For three decades, the world rested with the false comfort that there were only five nuclear powers, each with other claims to international power and permanent seats on the U.N. Security Council. Yet it was long presumed that India and Pakistan either could build nuclear weapons rapidly or had already done so and needed no tests before using them, at least as a last resort. Each quietly took account of the other’s potential, while proponents of nonproliferation chose to ignore the obvious in the interests of stemming a broader spread of nuclear weapons.

What India and Pakistan have done is thus less about creating new military capabilities than turning speculation into certainty. But why? For India, prestige was a factor, the desire to be taken more seriously on the world stage. Yet much more had to be involved. “Going nuclear,” in fact, imposes major burdens, in part because it frightens neighbors in all directions and draws the wrath of the current nuclear states. For both India and Pakistan, the answer lies in their rising concerns with national security. And the outside world’s response must take full account of that fact.

Advertisement

For India, the end of the Cold War included the loss of its Soviet patron, which served to balance both China and America. Now China’s ambitions toward the subcontinent are growing, and they are expressed in part through military support for Pakistan. Islamabad, meanwhile, continues working to make Afghanistan a client state rather than a regional buffer. For its part, Pakistan labors with the memory of two disastrous wars with India since partition--one of which robbed it of what is now Bangladesh--and it knows it cannot match India’s conventional military power. Pakistan also sees the rise of Indian ambitions, including Delhi’s creation of a blue-water navy and pretensions to dominate the Indian Ocean. At the same time, the conflict over Kashmir continues and, at a less rational level, the role of religion in both states’ national politics reinforces tensions between them.

All these risks to stability in the subcontinent existed before the recent escalation in both nuclear weapons and the critical means of delivering them. But these weapons do make things different, and not just because of their power and the complex and politically demanding doctrines of deterrence and decision-making that attend their possession. Even if India has demonstrated its nuclear capability primarily because of China, Pakistan could not ignore the added risk to itself.
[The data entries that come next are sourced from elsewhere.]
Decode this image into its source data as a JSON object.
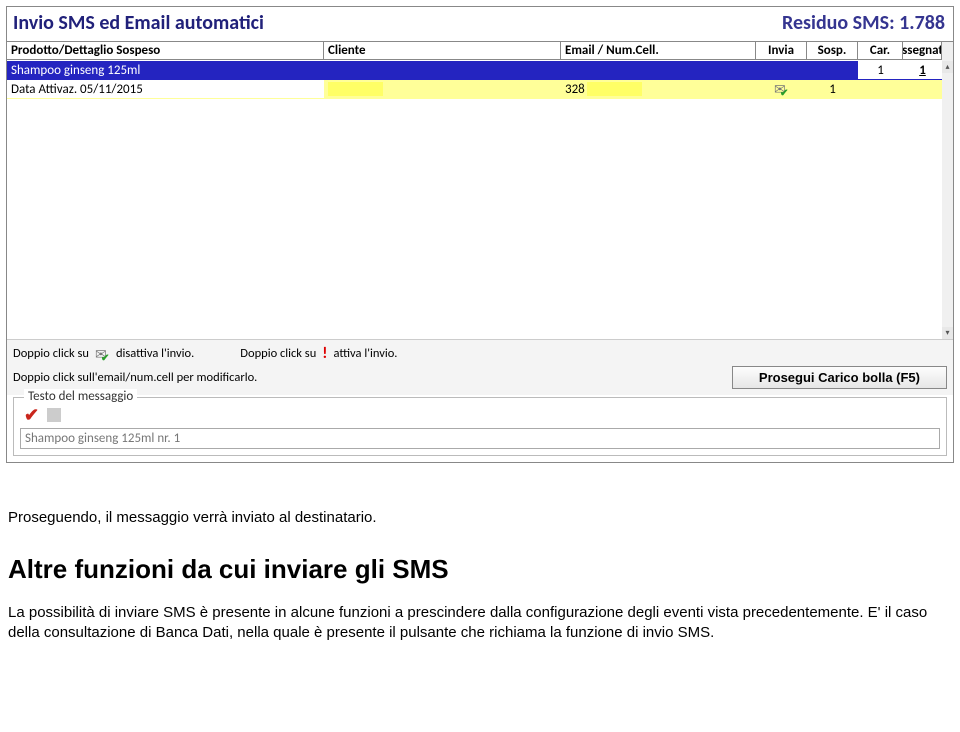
{
  "header": {
    "title_left": "Invio SMS ed Email automatici",
    "title_right": "Residuo SMS: 1.788"
  },
  "grid": {
    "columns": {
      "prod": "Prodotto/Dettaglio Sospeso",
      "cli": "Cliente",
      "email": "Email / Num.Cell.",
      "invia": "Invia",
      "sosp": "Sosp.",
      "car": "Car.",
      "ass": "Assegnato"
    },
    "rows": [
      {
        "prod": "Shampoo ginseng 125ml",
        "cli": "",
        "email": "",
        "invia": "",
        "sosp": "",
        "car": "1",
        "ass": "1",
        "selected": true,
        "ass_underline": true
      },
      {
        "prod": "Data Attivaz. 05/11/2015",
        "cli_redacted": true,
        "email_prefix": "328",
        "email_redacted": true,
        "invia_icon": true,
        "sosp": "1",
        "car": "",
        "ass": "",
        "selected": false
      }
    ]
  },
  "hints": {
    "dbl1": "Doppio click su",
    "disattiva": "disattiva l'invio.",
    "dbl2": "Doppio click su",
    "attiva": "attiva l'invio.",
    "line2": "Doppio click sull'email/num.cell per modificarlo.",
    "button": "Prosegui Carico bolla (F5)"
  },
  "msgbox": {
    "legend": "Testo del messaggio",
    "value": "Shampoo ginseng 125ml nr. 1"
  },
  "doc": {
    "p1": "Proseguendo, il messaggio verrà inviato al destinatario.",
    "h2": "Altre funzioni da cui inviare gli SMS",
    "p2": "La possibilità di inviare SMS è presente in alcune funzioni a prescindere dalla configurazione degli eventi vista precedentemente. E' il caso della consultazione di Banca Dati, nella quale è presente il pulsante che richiama la funzione di invio SMS."
  }
}
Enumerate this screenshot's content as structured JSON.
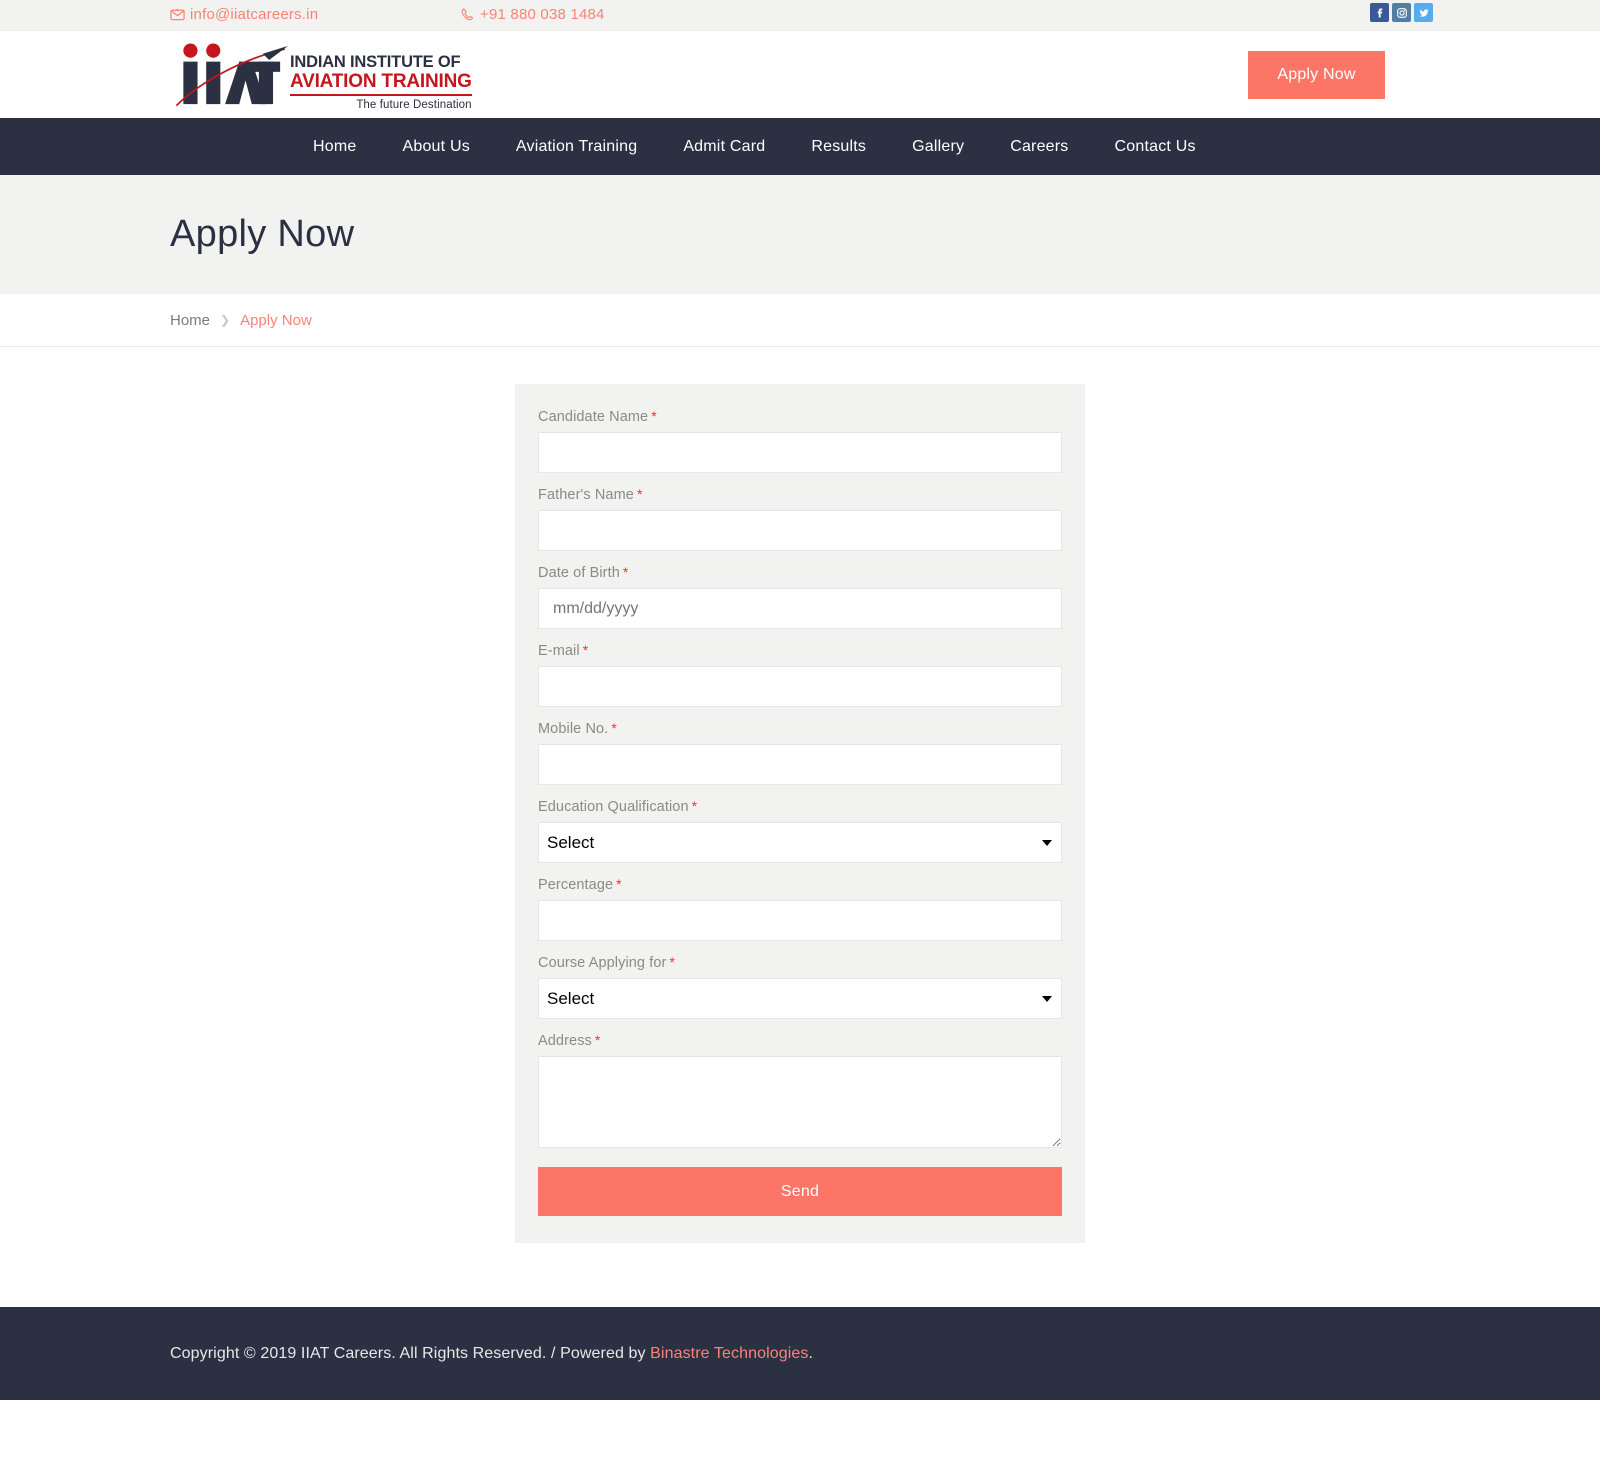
{
  "topbar": {
    "email": "info@iiatcareers.in",
    "phone": "+91 880 038 1484",
    "email_icon": "envelope-icon",
    "phone_icon": "phone-icon",
    "social": [
      {
        "name": "facebook",
        "glyph": "f",
        "color": "#3b5998"
      },
      {
        "name": "instagram",
        "glyph": "",
        "color": "#517fa4"
      },
      {
        "name": "twitter",
        "glyph": "",
        "color": "#55acee"
      }
    ]
  },
  "header": {
    "logo": {
      "monogram": "iIAT",
      "line1": "INDIAN INSTITUTE OF",
      "line2": "AVIATION TRAINING",
      "tagline": "The future Destination"
    },
    "apply_button": "Apply Now"
  },
  "nav": {
    "items": [
      {
        "label": "Home"
      },
      {
        "label": "About Us"
      },
      {
        "label": "Aviation Training"
      },
      {
        "label": "Admit Card"
      },
      {
        "label": "Results"
      },
      {
        "label": "Gallery"
      },
      {
        "label": "Careers"
      },
      {
        "label": "Contact Us"
      }
    ]
  },
  "page": {
    "title": "Apply Now",
    "breadcrumb": {
      "home": "Home",
      "separator": "❯",
      "current": "Apply Now"
    }
  },
  "form": {
    "fields": {
      "candidate_name": {
        "label": "Candidate Name",
        "required": "*",
        "value": ""
      },
      "fathers_name": {
        "label": "Father's Name",
        "required": "*",
        "value": ""
      },
      "date_of_birth": {
        "label": "Date of Birth",
        "required": "*",
        "placeholder": "mm/dd/yyyy",
        "value": ""
      },
      "email": {
        "label": "E-mail",
        "required": "*",
        "value": ""
      },
      "mobile": {
        "label": "Mobile No.",
        "required": "*",
        "value": ""
      },
      "education": {
        "label": "Education Qualification",
        "required": "*",
        "selected": "Select"
      },
      "percentage": {
        "label": "Percentage",
        "required": "*",
        "value": ""
      },
      "course": {
        "label": "Course Applying for",
        "required": "*",
        "selected": "Select"
      },
      "address": {
        "label": "Address",
        "required": "*",
        "value": ""
      }
    },
    "submit_label": "Send"
  },
  "footer": {
    "copyright": "Copyright © 2019 IIAT Careers. All Rights Reserved. / Powered by ",
    "company": "Binastre Technologies",
    "period": "."
  },
  "colors": {
    "accent": "#fc7566",
    "accent_light": "#fb8376",
    "dark": "#2b3042",
    "band": "#f2f2f1",
    "logo_red": "#c4161c"
  }
}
In turn, Pakistan’s actions have increased security fears elsewhere, including in next-door Iran, and they could even resurrect concerns about an “Islamic bomb,” with implications throughout the Middle East. And the West is being shocked out of its post-Cold War assumption that great distance from South Asia permitted great indifference.

Against this background, it is not surprising that political appeals and moral suasion from around the globe had no effect on either Delhi or Islamabad. Nor are after-the-fact economic sanctions of much benefit, since both India and Pakistan knew full well--and obviously discounted--what the U.S. response would be. In fact, congressionally mandated sanctions, while understandable, inhibit direct U.S. engagement with both countries in trying to keep them from completing the work of creating nuclear arsenals, including the most dangerous ability to threaten each other’s weapons.

The five traditional nuclear powers, meeting in Geneva on Thursday, pressed India and Pakistan to accept limits on what they do next and to begin accepting the responsibilities demanded of nuclear states. But these nuclear imperatives must not deflect the great powers from the more basic work of dealing with underlying security issues. Only the United States has the reach and the resources to take the lead, and it must do so. It needs to foster international engagement with both India and Pakistan and with all their affected neighbors, including the full range of security concerns that reach across the far-flung but interconnected region from the Middle East across South Asia and into China--an area two decades ago dubbed the “arc of crisis” and that is now living up to that dubious distinction. With India, this will also require a special effort to overcome the strange but persistent history of American and Indian surliness in dealing with each other.

The current crisis requires a coherent strategy and sustained, long-term effort that encompasses all these countries and critical factors of security. Each of the major regional states must be brought to understand the reciprocal security needs of its neighbors. Conventional as well as nuclear arms control must be pursued. The first steps should be taken toward creating an inclusive regional security system. Kashmir should become a major object of great power, including U.S., mediation.

In addition, President Clinton should change his agenda for his forthcoming visit to China and be prepared to launch a strategic dialogue with Beijing, beyond appeals for restraint in its own actions, as part of a far-reaching, comprehensive strategy that is carried simultaneously by U.S. Cabinet officers to Delhi, Islamabad, Moscow and other capitals. This is the necessary beginning of efforts to deal with the corrosive, root problems of security and power across South Asia and to forestall the Second Nuclear Age.